Pasaron luego tres días anodinos. No ocurrió nada. El hombre carnero no se dejó ver. Preparaba la comida, me la tomaba, leía libros, al anochecer me bebía un whisky y me iba a la cama. Por la mañana me levantaba a las seis, daba una carrera por el prado describiendo una media luna, y luego me duchaba y me afeitaba.
El aire matinal de la pradera era más fresco cada día. El follaje vivamente enrojecido de los abedules se hacía más y más escaso, a medida que los primeros vendavales del invierno se metían entre las ramas secas y barrían la meseta hacia el sudeste. En medio de mi carrerita, me paraba hacia el centro del prado y creía percibir con toda claridad lo que proclamaban aquellos vientos: «No hay vuelta atrás.» El breve otoño se había ido para no volver.
Por la falta de ejercicio y la abstinencia del tabaco, engordé dos kilos en los tres primeros días, aunque luego con las carreras matinales perdí un kilo. No poder fumar representaba cierto sacrificio, pero al no haber un mal estanco en treinta kilómetros a la redonda, no me quedaba más remedio que aguantarme. Cada vez que me entraban ganas de fumar, me ponía a pensar en mi amiga y en sus orejas. En comparación con aquella pérdida, no poder fumar era algo insignificante. Y verdaderamente, era la mejor manera de tomárselo.
Teniendo a mi disposición tanto tiempo libre, probé a cocinar gran variedad de cosas. Incluso, valiéndome del horno, me hice un asado de buey. Descongelé un salmón y, una vez reblandecido, me lo preparé en adobo. Como escaseaban las verduras, busqué en el prado hierbas de aspecto comestible y las cocí con ralladuras de bonito seco. Hice, por probar algo fácil, calabaza en escabeche. También preparé varias clases de aperitivos para cuando el hombre carnero viniera a echar un trago. Sin embargo, mi insólito vecino no se dejó ver.
Me pasaba la mayoría de las tardes contemplando la pradera. Después de contemplarla durante largo rato, no era raro que tuviera la alucinación de que alguien asomaba de pronto entre los abedules blancos del bosque y, sin vacilar, atravesaba la pradera para venir hacia mí.

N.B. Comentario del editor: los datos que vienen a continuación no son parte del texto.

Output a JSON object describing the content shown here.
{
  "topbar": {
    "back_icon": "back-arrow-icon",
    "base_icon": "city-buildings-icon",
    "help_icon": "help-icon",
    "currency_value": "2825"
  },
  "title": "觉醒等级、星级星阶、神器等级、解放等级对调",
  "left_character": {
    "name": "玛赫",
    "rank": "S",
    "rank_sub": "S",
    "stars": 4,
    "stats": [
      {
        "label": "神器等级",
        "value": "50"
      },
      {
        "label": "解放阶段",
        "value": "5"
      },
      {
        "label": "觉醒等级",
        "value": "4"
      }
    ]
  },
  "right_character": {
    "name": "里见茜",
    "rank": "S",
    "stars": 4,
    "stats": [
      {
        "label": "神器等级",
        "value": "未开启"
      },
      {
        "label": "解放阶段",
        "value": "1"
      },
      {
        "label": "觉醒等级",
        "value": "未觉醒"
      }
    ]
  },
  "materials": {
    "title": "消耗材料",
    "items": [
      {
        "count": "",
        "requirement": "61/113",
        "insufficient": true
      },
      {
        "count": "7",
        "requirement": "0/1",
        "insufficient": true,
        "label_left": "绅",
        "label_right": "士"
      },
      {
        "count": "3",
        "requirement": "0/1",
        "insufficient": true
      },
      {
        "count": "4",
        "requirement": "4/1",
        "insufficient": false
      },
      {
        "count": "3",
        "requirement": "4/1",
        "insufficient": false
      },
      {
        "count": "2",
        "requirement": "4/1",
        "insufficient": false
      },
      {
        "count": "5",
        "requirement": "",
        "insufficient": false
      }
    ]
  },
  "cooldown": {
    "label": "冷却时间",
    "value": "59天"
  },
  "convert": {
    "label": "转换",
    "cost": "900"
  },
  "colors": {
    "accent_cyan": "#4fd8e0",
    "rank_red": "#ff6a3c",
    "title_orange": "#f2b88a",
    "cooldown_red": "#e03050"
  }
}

Ese alguien solía ser el hombre carnero, aunque otras veces era el Ratón, y otras, mi amiga. Incluso en algunas ocasiones era el carnero de la estrella en el lomo.
Sin embargo, a la hora de la verdad, no había nadie. Sólo el viento atravesaba el prado con su soplo. Aquel lugar venía a ser algo así como el camino del viento, que, como si llevara a cabo una misión trascendental, cruzaba corriendo la pradera, sin mirar atrás, como diciendo: «Lo mío es volar siempre adelante.»